Religious groups and the Bush administration would argue that sex ed means teaching abstinence and distributing condoms will only encourage sexual behavior. That hasn’t been proven, just like sex education and contraception hasn’t increased sexual activity. But among the population that is boinking on a regular basis, access to condoms means it can be done in a safe manner, lowering the spread of HIV and other STDs and reducing unwanted pregnancies and possibly abortions or newborns left in the trash. Sex is a part of human nature and people aren’t going to stop doing it. I think it’s great that New York City is looking out for its citizens’ nether regions.

            The New York City Department of Health also decided to tackle another issue in recent years – smoking. The nicotine-addicted clog our sidewalks and doorways because smoking is banned inside restaurants and public buildings. Two years ago the city distributed 45,000 nicotine patches and gums to help people kick the habit. The program was implemented again this past spring for a limited time. You had to be 18 and live in New York City and meet other requirements to receive your “quit kit”. I suspect the city will try again next year and I can imagine what went on in this year’s meeting at the health department; we either try to get people to quit smoking or continue to see those disturbing commercials of 30-somethings with holes in their throats, or surgeons removing fatty clots from neck veins.
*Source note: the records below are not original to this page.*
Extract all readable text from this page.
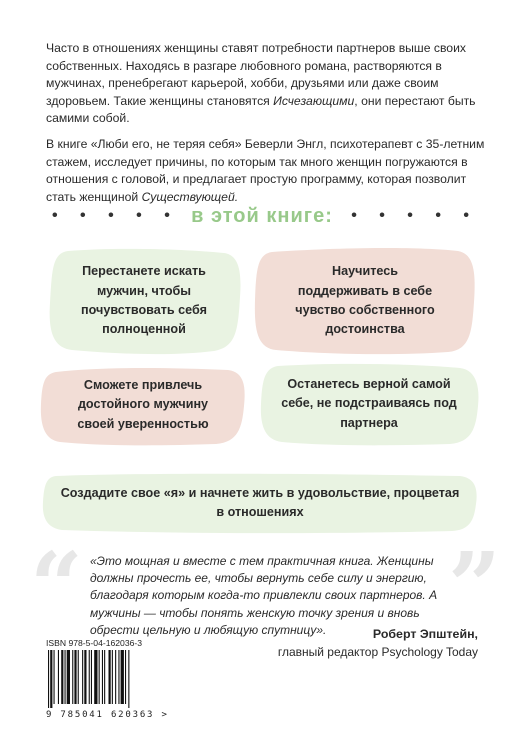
Часто в отношениях женщины ставят потребности партнеров выше своих собственных. Находясь в разгаре любовного романа, растворяются в мужчинах, пренебрегают карьерой, хобби, друзьями или даже своим здоровьем. Такие женщины становятся Исчезающими, они перестают быть самими собой.

В книге «Люби его, не теряя себя» Беверли Энгл, психотерапевт с 35-летним стажем, исследует причины, по которым так много женщин погружаются в отношения с головой, и предлагает простую программу, которая позволит стать женщиной Существующей.

• • • • • в этой книге:	• • • • •
Перестанете искать мужчин, чтобы почувствовать себя полноценной
Научитесь поддерживать в себе чувство собственного достоинства
Сможете привлечь достойного мужчину своей уверенностью
Останетесь верной самой себе, не подстраиваясь под партнера
Создадите свое «я» и начнете жить в удовольствие, процветая в отношениях
“ «Это мощная и вместе с тем практичная книга. Женщины должны прочесть ее, чтобы вернуть себе силу и энергию, благодаря которым когда-то привлекли своих партнеров. А мужчины — чтобы понять женскую точку зрения и вновь обрести цельную и любящую спутницу».	”
Роберт Эпштейн,
главный редактор Psychology Today
ISBN 978-5-04-162036-3
9 785041 620363 >
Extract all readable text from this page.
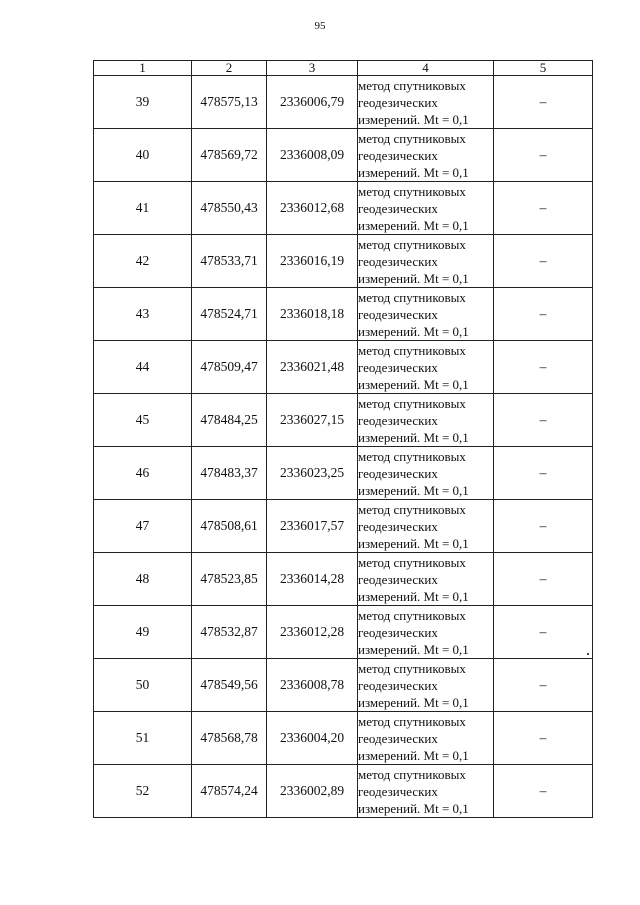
95
1	2	3	4	5
39	478575,13	2336006,79	метод спутниковых
геодезических
измерений. Mt = 0,1	–
40	478569,72	2336008,09	метод спутниковых
геодезических
измерений. Mt = 0,1	–
41	478550,43	2336012,68	метод спутниковых
геодезических
измерений. Mt = 0,1	–
42	478533,71	2336016,19	метод спутниковых
геодезических
измерений. Mt = 0,1	–
43	478524,71	2336018,18	метод спутниковых
геодезических
измерений. Mt = 0,1	–
44	478509,47	2336021,48	метод спутниковых
геодезических
измерений. Mt = 0,1	–
45	478484,25	2336027,15	метод спутниковых
геодезических
измерений. Mt = 0,1	–
46	478483,37	2336023,25	метод спутниковых
геодезических
измерений. Mt = 0,1	–
47	478508,61	2336017,57	метод спутниковых
геодезических
измерений. Mt = 0,1	–
48	478523,85	2336014,28	метод спутниковых
геодезических
измерений. Mt = 0,1	–
49	478532,87	2336012,28	метод спутниковых
геодезических
измерений. Mt = 0,1	–
50	478549,56	2336008,78	метод спутниковых
геодезических
измерений. Mt = 0,1	–
51	478568,78	2336004,20	метод спутниковых
геодезических
измерений. Mt = 0,1	–
52	478574,24	2336002,89	метод спутниковых
геодезических
измерений. Mt = 0,1	–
New York City would rather we not put nicotine or bare penises into our bodies. And now they’re proclaiming, “Down with Crisco!” Trans-fat, found in way too many of our favorite foods, is on the city’s hit list as well. In September 2006 the city placed a ban on trans-fats. Restaurants and fast-food chains had until July 2007 to stop using trans-fats in all their recipes. They’ll be breaking the law if they feed us the artery-clogging fat that tastes so good. The next step is to have calories posted conspicuously next to cash registers and on menus.

Big Brother New York is looking out for us. What’s next? City-run fitness centers? Will Personal training be considered a municipal job? Will they ration out coffee, allowing only one iced grande non-fat latte a day? During off-peak hours, will mass transit only run express, forcing more straphangers to walk? There doesn’t look like a there’s a chance for the U.S implementing a socialist healthcare system. Maybe on a city level, this is the government’s way of making up for it.

For now, the efforts New York City is making are just to ensure we can get through sex without catching a disease or having a heart attack. What’s wrong with that?